Dringende redenen om van terugvordering af te zien zijn niet gesteld of gebleken. Dat het gaat om een erg hoog terugvorderingsbedrag, is daarvoor niet voldoende. Voor zover eisers zich in dit verband op het standpunt hebben gesteld dat zij het hoge bedrag van de terugvordering nooit kunnen voldoen, wijst de rechtbank er op dat eisers bij de tenuitvoerlegging van het terugvorderingsbesluit de bescherming van de beslagvrije voet genieten. De rechtbank wijst ook nog op artikel 58, zevende lid, van de PW, waaruit volgt dat het college (onder voorwaarden) na tien jaar van verdere terugvordering af kan zien.

Conclusie en gevolgen

13. Het beroep is gegrond, maar alleen voor zover het de terugvordering over de periode van 10 september 2017 tot 26 augustus 2019 betreft. De rechtbank vernietigt daarom het bestreden besluit.
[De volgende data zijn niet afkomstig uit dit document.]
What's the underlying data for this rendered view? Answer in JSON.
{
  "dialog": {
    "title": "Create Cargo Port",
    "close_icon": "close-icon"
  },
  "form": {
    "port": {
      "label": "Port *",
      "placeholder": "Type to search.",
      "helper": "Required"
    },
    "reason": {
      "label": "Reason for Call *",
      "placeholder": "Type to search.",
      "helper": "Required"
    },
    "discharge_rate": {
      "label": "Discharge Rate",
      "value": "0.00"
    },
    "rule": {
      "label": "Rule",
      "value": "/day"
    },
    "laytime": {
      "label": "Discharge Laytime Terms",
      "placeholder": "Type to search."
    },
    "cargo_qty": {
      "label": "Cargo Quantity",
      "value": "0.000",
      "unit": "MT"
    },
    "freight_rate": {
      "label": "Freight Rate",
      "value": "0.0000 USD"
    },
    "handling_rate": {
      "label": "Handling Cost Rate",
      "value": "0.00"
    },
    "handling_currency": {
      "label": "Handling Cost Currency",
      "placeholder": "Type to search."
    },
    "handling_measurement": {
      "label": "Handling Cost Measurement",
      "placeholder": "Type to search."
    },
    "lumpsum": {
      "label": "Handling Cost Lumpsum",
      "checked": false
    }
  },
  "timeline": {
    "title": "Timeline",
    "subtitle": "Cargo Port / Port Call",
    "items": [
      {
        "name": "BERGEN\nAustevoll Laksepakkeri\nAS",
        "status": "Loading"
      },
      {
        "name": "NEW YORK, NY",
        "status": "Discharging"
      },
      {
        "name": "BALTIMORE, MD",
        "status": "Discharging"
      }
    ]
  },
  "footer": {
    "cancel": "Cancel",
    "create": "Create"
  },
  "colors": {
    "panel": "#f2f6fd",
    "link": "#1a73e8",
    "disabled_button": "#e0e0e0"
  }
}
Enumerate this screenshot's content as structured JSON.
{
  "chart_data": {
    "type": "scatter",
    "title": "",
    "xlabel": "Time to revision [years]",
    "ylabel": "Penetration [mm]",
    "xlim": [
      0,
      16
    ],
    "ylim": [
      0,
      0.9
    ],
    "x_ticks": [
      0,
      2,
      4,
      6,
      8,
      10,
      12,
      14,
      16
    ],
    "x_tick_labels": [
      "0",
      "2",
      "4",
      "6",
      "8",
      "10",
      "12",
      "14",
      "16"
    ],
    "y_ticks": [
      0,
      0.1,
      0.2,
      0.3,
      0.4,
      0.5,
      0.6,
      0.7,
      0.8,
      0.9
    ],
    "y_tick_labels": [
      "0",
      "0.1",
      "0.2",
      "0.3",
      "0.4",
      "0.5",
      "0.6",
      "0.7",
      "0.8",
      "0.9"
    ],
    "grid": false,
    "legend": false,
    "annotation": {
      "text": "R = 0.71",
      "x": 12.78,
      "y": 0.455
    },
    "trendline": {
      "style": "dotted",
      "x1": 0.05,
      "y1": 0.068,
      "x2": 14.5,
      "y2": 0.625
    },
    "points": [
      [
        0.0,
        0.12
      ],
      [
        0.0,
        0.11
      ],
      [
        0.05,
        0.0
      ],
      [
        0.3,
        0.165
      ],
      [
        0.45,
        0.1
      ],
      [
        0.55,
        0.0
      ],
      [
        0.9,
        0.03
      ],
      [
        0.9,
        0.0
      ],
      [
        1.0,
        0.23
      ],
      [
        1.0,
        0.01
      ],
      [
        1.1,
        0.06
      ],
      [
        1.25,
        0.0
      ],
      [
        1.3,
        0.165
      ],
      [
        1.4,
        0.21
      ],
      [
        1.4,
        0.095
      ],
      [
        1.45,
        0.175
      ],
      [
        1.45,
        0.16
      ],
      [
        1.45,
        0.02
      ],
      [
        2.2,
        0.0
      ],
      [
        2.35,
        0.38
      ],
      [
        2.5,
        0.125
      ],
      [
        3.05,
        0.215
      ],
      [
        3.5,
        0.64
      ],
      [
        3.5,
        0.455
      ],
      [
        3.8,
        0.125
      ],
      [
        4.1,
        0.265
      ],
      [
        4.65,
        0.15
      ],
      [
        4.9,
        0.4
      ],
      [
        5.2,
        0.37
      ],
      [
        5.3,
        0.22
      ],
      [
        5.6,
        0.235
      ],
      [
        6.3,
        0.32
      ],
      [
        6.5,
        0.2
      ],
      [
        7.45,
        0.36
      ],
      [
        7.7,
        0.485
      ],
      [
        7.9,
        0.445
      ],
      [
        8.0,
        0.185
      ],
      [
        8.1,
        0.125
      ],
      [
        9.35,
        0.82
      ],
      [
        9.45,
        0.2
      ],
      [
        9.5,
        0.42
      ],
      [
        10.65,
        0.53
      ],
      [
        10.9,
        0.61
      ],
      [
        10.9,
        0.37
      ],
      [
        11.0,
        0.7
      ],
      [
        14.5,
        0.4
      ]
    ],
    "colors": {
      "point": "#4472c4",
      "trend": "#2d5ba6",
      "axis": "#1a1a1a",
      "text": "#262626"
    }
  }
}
De rechtbank ziet geen mogelijkheid om zelf een beslissing over het bezwaar te nemen, omdat het – ook om praktische redenen – aan het college is om de hoogte van de terugvordering opnieuw te berekenen.
13.1.
De rechtbank bepaalt daarom dat het college binnen vier weken na de datum van deze uitspraak een nieuw besluit moet nemen met inachtneming van deze uitspraak.
13.2.
Omdat het beroep gegrond is, moet het college het griffierecht aan eisers vergoeden en krijgen eisers ook een vergoeding voor hun proceskosten. Deze vergoeding bedraagt € 1.674,- omdat de gemachtigde van eisers een beroepschrift heeft ingediend en aan de zitting heeft deelgenomen (dus twee punten á € 837,- per punt). Verder zijn er geen kosten gemaakt die vergoed kunnen worden.
Beslissing
De rechtbank:
- verklaart het beroep gegrond;
- vernietigt het bestreden besluit;
- draagt het college op een nieuw besluit te nemen op het bezwaar met inachtneming van deze uitspraak binnen vier weken na de datum van verzending van de uitspraak;
- bepaalt dat het college het griffierecht van € 49,- aan eisers moet vergoeden;
- veroordeelt het college tot betaling van € 1.674,- aan proceskosten aan eisers.
Deze uitspraak is gedaan door mr. P.H. Broier, voorzitter, en mr. J.M.E. Derks en mr. C.L.G.F.H. Albers, leden, in aanwezigheid van mr. W.A.M. Bocken, griffier. De uitspraak is uitgesproken in het openbaar op 12 september 2023
griffier
voorzitter
Een afschrift van deze uitspraak is verzonden aan partijen op: 12 september 2023

Informatie over hoger beroep

Een partij die het niet eens is met deze uitspraak, kan een hogerberoepschrift sturen naar de Centrale Raad van Beroep waarin wordt uitgelegd waarom deze partij het niet eens is met deze uitspraak. Het hogerberoepschrift moet worden ingediend binnen zes weken na de dag waarop deze uitspraak is verzonden. Kan de indiener de behandeling van het hoger beroep niet afwachten, omdat de zaak spoed heeft, dan kan de indiener de voorzieningenrechter van de Centrale Raad van Beroep vragen om een voorlopige voorziening (een tijdelijke maatregel) te treffen.

Voetnoten

1.Ter informatie: feitelijk is over de periode van 26 augustus 2019 tot 29 oktober 2019 niets teruggevorderd, omdat over die periode geen bijstandsbetalingen hebben plaatsgevonden. De bijstandsuitkering is per 1 augustus 2019 geblokkeerd.
2.CRvB 28 januari 2014, ECLI:NL:CRVB:2014:258.
3.In de beroepsgronden is daartoe verwezen naar de uitspraak van de CRvB van 7 augustus 2018, ECLI:NL:CRVB:2018:2448.
4.Zie bijvoorbeeld de uitspraken van de CRvB van 29 maart 2016, ECLI:NL:CRVB:2016:1092 en van 24 november 2020, ECLI:NL:CRVB:2020:3021.
5.Zie bijvoorbeeld de uitspraken van de CRvB van 25 november 2014 (ECLI:NL:CRVB:2014:3897), 25 februari 2015 (ECLI:NL:CRVB:2015:555) en 22 januari 2019 (ECLI:NL:CRVB:2019:340).
6.Zie noot 1. De bijstandsuitkering is per 1 augustus 2019 geblokkeerd.